When ecosystems are not rich in carnivores and there is an overabundance of unchecked prey animals, other maladies can ravage prey populations in ways that carnivores could likely mitigate. One of these maladies, Chronic Wasting Disease (CWD) is spreading and could present a threat to people. CWD is a crippling, contagious, and fatal brain disorder of deer, elk and moose. The Centers for Disease Control (CDC) recommends that hunters should take several precautions when hunting in areas with CWD such as testing the animals they kill for the disease and not consuming any meat from an infected animal.

For a few years now, CWD has been right at the doorstep of Yellowstone National Park. Why has it not infected the park’s deer, elk and moose? Could it be that a robust population of wolves and other predators has thus far kept the disease at bay by picking off the infirm? If so, what might have happened if CWD had arrived before wolf reintroduction?

In the final installment of his four-part series on CWD, Todd Wilkinson quotes biologist Gary Wolfe, who has also previously served as a Montana wildlife commissioner and President and CEO of the Rocky Mountain Elk Foundation.
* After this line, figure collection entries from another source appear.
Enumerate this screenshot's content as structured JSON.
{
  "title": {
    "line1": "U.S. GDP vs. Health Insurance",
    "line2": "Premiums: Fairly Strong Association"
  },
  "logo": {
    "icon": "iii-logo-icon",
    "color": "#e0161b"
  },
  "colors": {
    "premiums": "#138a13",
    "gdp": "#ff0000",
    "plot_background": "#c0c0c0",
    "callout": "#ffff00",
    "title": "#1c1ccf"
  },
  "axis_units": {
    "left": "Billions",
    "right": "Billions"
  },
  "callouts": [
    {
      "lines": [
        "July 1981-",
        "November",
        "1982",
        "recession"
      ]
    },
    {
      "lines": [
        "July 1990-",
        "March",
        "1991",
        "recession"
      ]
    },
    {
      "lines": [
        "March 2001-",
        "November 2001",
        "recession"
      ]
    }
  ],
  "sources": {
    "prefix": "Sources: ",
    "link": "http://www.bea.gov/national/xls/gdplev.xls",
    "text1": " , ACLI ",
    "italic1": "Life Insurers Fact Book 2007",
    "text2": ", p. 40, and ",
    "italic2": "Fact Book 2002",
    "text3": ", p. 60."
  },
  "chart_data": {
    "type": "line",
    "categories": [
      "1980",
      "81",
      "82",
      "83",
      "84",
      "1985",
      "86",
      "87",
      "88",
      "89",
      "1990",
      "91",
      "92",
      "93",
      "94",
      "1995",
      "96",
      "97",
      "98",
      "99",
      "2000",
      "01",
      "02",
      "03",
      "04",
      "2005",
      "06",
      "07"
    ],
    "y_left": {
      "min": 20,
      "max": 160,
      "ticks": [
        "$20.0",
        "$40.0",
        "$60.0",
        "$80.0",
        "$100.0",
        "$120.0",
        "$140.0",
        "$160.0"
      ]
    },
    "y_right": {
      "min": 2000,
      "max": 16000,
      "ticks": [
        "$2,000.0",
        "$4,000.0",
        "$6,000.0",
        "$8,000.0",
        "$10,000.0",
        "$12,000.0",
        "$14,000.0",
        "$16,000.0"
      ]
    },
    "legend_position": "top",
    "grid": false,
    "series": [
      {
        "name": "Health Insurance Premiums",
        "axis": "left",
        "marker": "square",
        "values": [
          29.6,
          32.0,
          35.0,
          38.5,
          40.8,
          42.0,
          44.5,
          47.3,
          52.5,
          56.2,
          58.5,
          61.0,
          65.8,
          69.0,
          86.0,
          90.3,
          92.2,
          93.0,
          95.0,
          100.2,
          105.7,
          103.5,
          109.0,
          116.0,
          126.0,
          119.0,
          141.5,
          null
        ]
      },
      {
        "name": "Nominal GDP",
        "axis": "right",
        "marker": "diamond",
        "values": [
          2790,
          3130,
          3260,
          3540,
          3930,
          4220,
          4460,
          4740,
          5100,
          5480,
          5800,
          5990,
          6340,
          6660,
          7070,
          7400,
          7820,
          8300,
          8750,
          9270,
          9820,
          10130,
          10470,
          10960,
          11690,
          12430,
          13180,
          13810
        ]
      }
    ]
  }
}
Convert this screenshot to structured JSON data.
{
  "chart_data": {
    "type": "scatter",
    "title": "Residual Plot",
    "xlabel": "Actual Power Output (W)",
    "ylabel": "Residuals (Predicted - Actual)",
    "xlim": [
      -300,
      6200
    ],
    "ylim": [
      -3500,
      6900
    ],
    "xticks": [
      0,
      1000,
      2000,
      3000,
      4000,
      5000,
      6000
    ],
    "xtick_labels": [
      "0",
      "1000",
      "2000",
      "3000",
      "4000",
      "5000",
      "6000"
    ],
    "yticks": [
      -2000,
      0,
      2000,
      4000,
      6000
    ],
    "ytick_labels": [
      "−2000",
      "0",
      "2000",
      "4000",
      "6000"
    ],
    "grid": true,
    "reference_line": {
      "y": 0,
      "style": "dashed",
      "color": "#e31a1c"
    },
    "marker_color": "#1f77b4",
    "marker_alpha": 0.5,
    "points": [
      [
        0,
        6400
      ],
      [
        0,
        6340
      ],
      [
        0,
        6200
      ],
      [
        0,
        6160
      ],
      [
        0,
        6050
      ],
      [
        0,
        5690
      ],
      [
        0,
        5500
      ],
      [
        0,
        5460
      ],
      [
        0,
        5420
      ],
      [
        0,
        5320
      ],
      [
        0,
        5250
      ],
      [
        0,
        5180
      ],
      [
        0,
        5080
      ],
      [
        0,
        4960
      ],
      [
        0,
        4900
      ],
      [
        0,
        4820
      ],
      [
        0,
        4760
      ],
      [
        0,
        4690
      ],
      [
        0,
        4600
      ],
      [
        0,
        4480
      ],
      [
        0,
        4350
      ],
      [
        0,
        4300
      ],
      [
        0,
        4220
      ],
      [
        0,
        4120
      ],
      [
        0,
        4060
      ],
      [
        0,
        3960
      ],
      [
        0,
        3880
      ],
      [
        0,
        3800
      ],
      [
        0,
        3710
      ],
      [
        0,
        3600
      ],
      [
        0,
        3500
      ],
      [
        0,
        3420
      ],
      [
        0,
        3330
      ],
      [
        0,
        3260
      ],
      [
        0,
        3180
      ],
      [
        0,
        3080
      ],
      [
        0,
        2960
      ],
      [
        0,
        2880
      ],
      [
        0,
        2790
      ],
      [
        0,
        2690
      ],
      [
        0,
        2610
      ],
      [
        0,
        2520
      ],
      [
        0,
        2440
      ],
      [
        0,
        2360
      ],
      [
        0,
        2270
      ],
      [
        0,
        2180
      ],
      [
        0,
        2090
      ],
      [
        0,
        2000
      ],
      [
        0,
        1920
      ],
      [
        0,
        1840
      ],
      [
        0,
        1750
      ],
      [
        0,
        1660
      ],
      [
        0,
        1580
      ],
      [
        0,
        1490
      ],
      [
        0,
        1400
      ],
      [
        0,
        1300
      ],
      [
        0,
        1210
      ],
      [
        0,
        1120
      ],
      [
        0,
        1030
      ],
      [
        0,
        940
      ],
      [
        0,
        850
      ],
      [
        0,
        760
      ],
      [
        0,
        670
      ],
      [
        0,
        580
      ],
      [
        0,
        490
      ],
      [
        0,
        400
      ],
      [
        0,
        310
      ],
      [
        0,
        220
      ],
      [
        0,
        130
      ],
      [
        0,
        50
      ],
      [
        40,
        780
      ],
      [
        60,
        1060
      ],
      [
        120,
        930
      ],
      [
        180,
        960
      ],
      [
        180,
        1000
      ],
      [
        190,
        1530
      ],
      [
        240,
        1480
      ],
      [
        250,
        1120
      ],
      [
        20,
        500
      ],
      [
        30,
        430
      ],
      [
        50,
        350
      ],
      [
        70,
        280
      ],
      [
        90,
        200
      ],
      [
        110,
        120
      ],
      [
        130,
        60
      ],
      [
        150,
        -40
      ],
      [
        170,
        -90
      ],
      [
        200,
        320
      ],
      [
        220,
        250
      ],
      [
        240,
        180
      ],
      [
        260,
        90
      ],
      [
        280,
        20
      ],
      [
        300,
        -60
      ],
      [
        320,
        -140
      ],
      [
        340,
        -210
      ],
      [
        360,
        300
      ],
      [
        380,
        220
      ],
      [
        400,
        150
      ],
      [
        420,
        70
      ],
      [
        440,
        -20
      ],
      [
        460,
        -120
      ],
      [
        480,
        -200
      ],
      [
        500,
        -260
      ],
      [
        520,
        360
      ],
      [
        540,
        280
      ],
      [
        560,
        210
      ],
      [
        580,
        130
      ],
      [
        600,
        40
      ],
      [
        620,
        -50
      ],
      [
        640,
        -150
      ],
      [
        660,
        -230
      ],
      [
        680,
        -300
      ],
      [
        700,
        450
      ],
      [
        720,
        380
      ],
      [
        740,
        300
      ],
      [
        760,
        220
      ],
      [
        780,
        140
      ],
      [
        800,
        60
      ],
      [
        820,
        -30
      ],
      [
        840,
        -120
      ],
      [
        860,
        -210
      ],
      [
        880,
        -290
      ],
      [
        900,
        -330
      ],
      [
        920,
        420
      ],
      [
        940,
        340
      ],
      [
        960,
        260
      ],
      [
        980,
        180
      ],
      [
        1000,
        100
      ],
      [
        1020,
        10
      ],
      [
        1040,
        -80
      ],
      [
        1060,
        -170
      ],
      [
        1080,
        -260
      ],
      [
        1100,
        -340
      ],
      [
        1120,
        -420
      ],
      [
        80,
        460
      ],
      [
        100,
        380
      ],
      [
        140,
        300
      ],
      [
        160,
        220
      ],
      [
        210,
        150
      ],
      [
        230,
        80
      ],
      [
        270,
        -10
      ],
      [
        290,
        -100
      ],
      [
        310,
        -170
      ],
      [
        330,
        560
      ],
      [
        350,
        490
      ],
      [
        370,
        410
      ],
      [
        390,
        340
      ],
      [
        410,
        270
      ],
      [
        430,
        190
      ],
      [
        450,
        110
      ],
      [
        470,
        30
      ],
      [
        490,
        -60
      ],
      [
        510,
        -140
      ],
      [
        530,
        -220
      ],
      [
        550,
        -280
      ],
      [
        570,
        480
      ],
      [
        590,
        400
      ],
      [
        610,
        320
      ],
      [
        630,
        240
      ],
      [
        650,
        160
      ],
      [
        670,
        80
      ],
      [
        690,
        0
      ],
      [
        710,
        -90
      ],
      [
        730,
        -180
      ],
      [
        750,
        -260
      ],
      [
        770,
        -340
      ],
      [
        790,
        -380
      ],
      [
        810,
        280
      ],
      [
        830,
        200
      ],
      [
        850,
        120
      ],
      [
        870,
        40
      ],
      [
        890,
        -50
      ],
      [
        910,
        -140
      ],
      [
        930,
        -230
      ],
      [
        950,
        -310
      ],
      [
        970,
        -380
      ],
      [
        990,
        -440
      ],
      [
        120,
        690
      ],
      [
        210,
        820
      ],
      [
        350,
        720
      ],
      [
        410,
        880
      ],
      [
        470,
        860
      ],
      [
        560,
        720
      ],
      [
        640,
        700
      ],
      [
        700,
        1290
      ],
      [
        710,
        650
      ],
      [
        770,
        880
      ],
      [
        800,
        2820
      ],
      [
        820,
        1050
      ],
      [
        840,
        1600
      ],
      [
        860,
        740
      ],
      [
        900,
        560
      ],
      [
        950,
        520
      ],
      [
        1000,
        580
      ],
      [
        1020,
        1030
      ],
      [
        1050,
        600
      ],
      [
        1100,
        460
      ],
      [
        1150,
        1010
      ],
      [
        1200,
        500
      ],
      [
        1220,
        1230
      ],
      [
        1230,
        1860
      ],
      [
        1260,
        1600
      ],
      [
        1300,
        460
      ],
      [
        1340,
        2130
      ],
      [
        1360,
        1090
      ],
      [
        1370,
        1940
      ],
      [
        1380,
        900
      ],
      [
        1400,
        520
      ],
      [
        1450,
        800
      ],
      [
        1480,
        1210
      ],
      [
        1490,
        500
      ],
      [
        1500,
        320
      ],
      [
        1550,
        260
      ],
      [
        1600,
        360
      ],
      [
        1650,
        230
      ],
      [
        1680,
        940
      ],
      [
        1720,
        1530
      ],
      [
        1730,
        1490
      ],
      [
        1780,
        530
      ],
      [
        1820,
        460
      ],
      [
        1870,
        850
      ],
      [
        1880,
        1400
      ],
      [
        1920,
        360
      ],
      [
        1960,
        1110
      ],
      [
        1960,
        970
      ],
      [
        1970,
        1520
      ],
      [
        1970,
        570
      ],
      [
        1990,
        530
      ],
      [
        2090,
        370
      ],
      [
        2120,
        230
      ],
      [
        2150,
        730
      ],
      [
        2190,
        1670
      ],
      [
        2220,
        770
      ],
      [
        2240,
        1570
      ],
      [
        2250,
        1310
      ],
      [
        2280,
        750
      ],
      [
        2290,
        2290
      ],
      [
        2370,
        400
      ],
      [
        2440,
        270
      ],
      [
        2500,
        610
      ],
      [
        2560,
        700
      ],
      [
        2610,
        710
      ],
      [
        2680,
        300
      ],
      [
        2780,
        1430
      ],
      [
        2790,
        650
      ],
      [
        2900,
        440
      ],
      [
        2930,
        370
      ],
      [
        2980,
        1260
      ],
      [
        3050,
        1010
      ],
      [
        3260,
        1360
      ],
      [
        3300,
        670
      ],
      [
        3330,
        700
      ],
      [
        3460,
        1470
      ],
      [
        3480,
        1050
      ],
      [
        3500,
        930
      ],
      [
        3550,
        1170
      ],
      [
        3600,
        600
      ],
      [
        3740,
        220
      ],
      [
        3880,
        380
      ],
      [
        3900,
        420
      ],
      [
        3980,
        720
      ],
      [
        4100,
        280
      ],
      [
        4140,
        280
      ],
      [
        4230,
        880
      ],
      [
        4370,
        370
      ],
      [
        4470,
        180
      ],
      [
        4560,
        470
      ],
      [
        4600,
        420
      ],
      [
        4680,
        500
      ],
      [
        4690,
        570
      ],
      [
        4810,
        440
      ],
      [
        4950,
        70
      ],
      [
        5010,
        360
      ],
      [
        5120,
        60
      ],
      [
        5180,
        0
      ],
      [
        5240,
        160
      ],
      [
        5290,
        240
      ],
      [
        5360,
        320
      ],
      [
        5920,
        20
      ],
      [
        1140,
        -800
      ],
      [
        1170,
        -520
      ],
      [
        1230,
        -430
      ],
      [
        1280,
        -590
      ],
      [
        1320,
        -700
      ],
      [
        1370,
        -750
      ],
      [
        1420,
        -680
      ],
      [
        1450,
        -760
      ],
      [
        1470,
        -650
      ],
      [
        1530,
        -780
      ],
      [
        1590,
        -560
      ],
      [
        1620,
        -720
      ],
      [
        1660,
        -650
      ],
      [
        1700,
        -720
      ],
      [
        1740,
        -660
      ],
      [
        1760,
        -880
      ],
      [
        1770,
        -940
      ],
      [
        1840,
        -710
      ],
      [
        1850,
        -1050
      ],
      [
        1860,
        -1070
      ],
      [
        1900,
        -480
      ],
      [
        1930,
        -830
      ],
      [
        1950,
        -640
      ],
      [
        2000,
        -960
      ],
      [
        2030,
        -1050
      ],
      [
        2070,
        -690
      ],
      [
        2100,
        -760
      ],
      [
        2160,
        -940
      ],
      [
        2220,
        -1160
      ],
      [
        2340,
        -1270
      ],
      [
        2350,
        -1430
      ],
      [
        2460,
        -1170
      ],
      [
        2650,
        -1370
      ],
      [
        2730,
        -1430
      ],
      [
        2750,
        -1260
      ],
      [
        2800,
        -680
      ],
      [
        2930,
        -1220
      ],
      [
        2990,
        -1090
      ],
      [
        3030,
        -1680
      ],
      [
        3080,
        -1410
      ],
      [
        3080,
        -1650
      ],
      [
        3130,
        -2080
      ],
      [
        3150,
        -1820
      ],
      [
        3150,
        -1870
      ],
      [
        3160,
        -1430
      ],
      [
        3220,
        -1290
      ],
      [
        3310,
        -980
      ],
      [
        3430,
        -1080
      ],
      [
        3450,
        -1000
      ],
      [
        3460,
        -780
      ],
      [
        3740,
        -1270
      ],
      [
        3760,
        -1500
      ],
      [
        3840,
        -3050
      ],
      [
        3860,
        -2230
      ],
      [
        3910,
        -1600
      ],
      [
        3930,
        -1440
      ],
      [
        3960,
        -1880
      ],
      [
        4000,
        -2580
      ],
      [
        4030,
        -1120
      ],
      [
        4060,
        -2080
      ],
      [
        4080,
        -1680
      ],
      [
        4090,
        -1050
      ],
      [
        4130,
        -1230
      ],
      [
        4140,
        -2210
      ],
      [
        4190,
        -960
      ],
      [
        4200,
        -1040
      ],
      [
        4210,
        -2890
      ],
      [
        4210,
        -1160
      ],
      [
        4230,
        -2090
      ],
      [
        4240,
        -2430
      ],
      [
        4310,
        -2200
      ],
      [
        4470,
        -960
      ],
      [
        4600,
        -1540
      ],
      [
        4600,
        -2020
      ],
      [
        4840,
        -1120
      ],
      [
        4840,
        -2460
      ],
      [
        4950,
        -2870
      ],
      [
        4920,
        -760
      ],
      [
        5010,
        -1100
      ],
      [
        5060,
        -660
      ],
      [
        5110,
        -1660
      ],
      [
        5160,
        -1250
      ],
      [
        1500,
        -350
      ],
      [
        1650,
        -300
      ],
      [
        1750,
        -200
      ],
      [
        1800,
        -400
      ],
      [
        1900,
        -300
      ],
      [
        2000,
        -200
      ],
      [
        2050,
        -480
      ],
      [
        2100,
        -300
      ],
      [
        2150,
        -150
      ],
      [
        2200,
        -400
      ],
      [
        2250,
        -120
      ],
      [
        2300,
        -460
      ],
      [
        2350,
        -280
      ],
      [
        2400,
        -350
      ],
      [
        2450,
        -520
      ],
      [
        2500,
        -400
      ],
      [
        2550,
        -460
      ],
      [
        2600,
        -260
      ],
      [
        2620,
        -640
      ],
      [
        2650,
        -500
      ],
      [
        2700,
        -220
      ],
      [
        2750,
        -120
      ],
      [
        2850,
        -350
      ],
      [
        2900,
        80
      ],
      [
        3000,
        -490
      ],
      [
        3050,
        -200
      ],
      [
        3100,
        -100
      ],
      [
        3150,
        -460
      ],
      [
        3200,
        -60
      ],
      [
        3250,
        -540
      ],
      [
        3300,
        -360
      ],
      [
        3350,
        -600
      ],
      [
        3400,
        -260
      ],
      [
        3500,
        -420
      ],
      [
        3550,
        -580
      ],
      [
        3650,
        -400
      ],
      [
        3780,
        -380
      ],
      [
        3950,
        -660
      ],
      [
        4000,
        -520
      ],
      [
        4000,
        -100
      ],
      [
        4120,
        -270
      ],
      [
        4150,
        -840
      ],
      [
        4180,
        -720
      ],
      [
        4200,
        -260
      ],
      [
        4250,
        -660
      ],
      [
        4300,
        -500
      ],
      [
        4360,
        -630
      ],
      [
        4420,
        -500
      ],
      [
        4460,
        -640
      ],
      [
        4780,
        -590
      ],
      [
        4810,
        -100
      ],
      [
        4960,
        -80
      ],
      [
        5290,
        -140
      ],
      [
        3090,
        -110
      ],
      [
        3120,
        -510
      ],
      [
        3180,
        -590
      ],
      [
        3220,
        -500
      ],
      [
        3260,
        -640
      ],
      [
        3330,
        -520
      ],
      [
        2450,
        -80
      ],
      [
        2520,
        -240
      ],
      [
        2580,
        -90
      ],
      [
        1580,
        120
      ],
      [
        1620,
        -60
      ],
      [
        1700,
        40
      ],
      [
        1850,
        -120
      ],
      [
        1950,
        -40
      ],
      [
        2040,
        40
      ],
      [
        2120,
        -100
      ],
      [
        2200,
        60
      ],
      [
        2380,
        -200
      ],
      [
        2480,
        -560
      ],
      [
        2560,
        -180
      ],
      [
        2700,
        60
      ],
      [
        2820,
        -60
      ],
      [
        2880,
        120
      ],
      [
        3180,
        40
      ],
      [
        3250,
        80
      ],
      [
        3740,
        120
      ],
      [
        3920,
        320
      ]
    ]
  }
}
Wolfe states, “We should consider wolves to be ‘CWD border guards,’ adjust wolf hunting seasons accordingly, and let wolves do their job of helping to cull infirm animals from the herds.”

CWD is just one of several diseases that can infect the prey of wolves. More diseases will come in the future. In the absence of predators, disease is another way that animal populations are regulated. When disease turns into an epidemic, it is often a sign that something isn’t quite right.

The relationship between people and predators, in the U.S. and throughout much of the world, is defined by persecution of the animals we deem inconvenient, whether as a threat or nuisance. If predators are allowed to thrive, science demonstrates that it benefits the entire system. It should not be overlooked or discounted that a healthy and balanced natural world will also benefit the health and stability of our own species.